Faster Whisper (Docker)
Faster Whisper uses CTranslate2 for significantly faster inference than the original Whisper model, and is easy to run with Docker.
# Run Faster Whisper with the whisper-asr-webservice image docker run -d -p 9000:9000 -e ASR_MODEL=base onerahmet/openai-whisper-asr-webservice:latest
In Styrby mobile Settings > Voice Input, set the endpoint to:
http://your-server-ip:9000/asr
Configuration Options
All voice settings are under Settings > Voice Input in the Styrby mobile app.
| Setting | Options | Notes |
|---|---|---|
| Input mode | Hold to talk / Toggle | Hold to talk: press and hold the mic button while speaking, release to transcribe. Toggle: tap once to start, tap again to stop. |
| Transcription endpoint | URL string | Must accept multipart/form-data with a file field and return a text response. |
| API key | String | Sent as Authorization: Bearer <key>. Leave blank for unauthenticated local servers. |
| Model | String | Passed as the model field in the form data. Use whisper-1 for the OpenAI API. |
| Language | Auto / ISO 639-1 code | Auto-detect is recommended. Set a specific language code (e.g., en) to improve accuracy for short technical phrases. |
| Request timeout | 5 to 30 seconds | Increase if transcription requests fail on slow connections or for longer recordings. |
Troubleshooting
No transcription returned
- Confirm the endpoint URL is correct and reachable from your phone. Open a browser on the same network and navigate to the URL to check connectivity.

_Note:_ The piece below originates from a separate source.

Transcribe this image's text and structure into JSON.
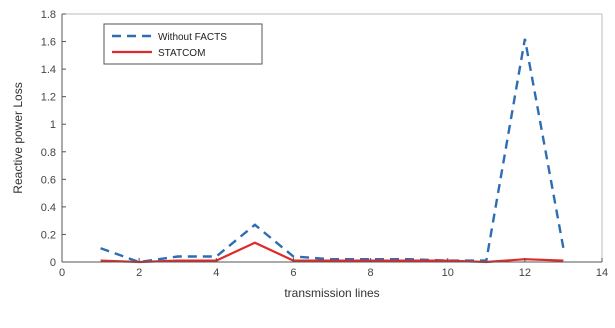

- Check that the API key is valid. For OpenAI, verify the key has not been revoked in the API Keys dashboard.
- Confirm microphone permission is granted to the Styrby app in your phone's system settings (Settings > Styrby > Microphone).
Garbled or inaccurate transcription
- Speak clearly and at a moderate pace. Background noise significantly reduces accuracy.
- Set a specific language code in Settings > Voice Input > Language instead of using auto-detect. Technical jargon like variable names and framework names transcribes more accurately with a known language hint.
- If using a self-hosted model, try a larger model variant (e.g.,
smallormediuminstead ofbase).
Request timeout
- Increase the timeout in Settings > Voice Input > Request Timeout. A 10-second timeout is usually enough for cloud services. Self-hosted servers on first load may need up to 20 seconds while the model warms up.
- For self-hosted servers, confirm the server is running and not sleeping. Containers on low-memory hosts sometimes get killed under load.
Voice Input option not available
Voice Input requires the Pro or Growth tier. If the setting is grayed out, upgrade your plan from Settings > Plan in the mobile app or from the Pricing page on the web dashboard.